In the last few weeks I have come across some instances of things that just shouldn’t be. And so I decided that it was high time for another installment of Things You Should Never Do.
Once more… I am not saying that I had any personal affiliation with any of these occurrences. Perhaps these are things that, as a general rule, shouldn’t be done. You might learn something very valuable and save yourself some awkward moments in the future.
1. You should never wear your new cute, white sweater while eating spaghetti for dinner…. That is an accident waiting to happen. And then, if you happen to splatter yourself a tiny, tiny bit, you certainly should NOT keep the sweater on until you splatter yourself AGAIN in a more obvious place! I mean… why would you ever do that???

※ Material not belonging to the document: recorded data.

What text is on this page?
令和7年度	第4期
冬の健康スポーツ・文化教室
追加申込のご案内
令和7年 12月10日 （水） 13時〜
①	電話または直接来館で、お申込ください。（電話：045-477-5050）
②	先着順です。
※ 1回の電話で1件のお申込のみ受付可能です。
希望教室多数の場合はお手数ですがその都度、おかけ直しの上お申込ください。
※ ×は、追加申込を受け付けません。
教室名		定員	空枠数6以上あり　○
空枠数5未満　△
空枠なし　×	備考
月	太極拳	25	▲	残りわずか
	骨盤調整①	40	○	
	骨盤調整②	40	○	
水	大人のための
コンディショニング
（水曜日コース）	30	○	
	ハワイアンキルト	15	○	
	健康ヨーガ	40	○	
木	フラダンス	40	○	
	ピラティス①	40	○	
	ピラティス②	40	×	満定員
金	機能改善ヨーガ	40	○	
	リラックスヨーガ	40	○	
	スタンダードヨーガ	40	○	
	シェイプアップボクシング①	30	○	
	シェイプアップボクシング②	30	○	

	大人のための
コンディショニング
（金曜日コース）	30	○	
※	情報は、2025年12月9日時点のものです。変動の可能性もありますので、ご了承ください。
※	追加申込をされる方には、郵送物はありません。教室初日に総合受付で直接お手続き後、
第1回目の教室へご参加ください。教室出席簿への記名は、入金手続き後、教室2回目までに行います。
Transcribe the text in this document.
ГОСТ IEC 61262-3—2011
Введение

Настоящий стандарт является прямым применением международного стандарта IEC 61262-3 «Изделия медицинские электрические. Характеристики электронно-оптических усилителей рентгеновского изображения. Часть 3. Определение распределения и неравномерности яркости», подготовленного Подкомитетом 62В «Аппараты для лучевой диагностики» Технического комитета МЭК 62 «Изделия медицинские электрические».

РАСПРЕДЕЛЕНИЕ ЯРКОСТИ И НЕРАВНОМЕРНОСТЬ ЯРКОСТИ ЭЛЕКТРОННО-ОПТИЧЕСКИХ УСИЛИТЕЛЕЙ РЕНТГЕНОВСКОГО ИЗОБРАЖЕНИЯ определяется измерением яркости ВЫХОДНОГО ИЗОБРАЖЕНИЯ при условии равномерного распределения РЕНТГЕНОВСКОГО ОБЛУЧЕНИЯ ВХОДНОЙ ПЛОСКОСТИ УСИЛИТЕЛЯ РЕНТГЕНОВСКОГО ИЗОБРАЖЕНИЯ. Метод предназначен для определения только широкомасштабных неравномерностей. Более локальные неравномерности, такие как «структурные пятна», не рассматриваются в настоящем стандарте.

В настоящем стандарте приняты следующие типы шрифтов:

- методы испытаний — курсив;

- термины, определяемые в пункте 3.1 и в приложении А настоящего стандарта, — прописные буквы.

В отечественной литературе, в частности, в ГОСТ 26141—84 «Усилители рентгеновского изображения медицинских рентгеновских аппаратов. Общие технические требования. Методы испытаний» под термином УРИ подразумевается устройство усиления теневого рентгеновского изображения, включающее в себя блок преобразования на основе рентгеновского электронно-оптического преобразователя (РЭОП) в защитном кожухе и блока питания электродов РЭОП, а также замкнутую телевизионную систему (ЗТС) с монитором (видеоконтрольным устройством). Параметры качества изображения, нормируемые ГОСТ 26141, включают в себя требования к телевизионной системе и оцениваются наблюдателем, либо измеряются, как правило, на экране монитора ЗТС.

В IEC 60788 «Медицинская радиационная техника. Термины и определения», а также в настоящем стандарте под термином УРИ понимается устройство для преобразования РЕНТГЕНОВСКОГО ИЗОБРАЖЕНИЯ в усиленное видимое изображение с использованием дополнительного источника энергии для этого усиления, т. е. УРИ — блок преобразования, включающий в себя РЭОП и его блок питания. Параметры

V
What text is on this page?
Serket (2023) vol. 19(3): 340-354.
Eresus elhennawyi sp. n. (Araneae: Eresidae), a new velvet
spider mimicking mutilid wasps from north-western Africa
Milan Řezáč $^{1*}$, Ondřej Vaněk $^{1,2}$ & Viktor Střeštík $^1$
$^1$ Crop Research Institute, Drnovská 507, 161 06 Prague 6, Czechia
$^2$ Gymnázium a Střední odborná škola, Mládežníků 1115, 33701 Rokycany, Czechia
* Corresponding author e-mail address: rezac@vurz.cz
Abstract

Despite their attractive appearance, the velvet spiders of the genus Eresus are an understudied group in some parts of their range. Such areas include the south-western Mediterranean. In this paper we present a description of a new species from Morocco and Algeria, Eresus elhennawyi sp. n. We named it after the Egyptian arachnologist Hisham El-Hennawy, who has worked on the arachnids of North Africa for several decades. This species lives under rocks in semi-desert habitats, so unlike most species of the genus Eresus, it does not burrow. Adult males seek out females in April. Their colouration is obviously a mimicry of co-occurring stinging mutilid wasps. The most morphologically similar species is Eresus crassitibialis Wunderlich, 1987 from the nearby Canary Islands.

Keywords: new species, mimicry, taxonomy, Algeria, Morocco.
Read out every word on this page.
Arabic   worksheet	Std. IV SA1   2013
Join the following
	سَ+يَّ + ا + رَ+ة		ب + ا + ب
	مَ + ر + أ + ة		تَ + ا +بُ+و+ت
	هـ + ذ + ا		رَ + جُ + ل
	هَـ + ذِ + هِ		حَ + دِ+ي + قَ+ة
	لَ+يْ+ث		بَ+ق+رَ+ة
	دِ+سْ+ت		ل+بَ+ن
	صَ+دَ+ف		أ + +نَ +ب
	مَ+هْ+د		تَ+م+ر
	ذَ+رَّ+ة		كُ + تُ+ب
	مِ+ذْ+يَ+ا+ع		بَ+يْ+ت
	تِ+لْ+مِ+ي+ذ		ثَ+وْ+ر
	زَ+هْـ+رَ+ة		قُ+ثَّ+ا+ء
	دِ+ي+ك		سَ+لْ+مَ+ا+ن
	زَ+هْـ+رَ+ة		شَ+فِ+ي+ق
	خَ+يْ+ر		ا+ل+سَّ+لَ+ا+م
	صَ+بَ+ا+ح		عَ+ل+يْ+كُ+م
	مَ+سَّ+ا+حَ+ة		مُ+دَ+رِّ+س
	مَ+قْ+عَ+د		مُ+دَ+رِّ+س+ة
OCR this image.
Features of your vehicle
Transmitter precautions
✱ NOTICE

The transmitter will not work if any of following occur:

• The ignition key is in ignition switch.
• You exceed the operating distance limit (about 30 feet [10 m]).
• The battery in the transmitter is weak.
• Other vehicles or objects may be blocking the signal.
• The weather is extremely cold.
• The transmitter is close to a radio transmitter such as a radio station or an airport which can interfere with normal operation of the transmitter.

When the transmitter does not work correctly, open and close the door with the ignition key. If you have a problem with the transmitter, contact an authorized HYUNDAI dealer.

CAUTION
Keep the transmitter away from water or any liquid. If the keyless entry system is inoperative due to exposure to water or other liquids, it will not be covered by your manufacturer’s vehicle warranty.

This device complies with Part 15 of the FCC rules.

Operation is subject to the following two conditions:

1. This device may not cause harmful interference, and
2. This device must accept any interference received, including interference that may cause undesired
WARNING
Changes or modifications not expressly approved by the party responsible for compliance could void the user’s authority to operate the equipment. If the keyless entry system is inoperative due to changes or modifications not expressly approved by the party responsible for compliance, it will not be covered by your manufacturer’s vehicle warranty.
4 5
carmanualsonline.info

2. You should not go to the Cheesecake Factory for dinner when you are trying to get your vacation beach body. That is just a wonderful building full of temptation. The least of which is the cheesecake (there is that in abundance as well) but the bread and the pasta and more bread is the worst (or best, depending on how you look at it). And also, if you are at aforementioned restaurant in the specific instance of trying to stay slim, you should not feel enraged that the waitress only brought you one basket of bread and three clumps of butter, and you really should not ask for another basket of bread (with extra butter!) even though she brought your heap of pasta already.
3. You should never have your bread maker sitting on the counter when you start it after having an experience a few weeks prior with the kneading cycle spinning the bread maker off the counter and onto the floor. If it happened once…. It will happen again. I am just saying. But…. Hypothetically speaking, if that were me… I would still pick that pile of dough up, stick it back in the bread maker, and eat it.
4. You should not have the following sequence of events occur:
a. Lecture your husband about buying a HUGE box of haggen-dazs bars because you don’t want the temptation
b. Eat some with him the next night
c. Come home the subsequent night and discover he ate one without you
d. Lecture him about eating one without you
e. Eat the LAST bar by yourself without even sharing a morsel with him
5. And finally… if you have committed to doing squats every day, you should not get into bed prior to doing them just because you want to cuddle a little. It is no fun to get out of your cozy bed and have to do a hundred plus squats in the dark. Or you might be faced with the temptation to skip them altogether. Oh dear…
What are some things you think should never be done?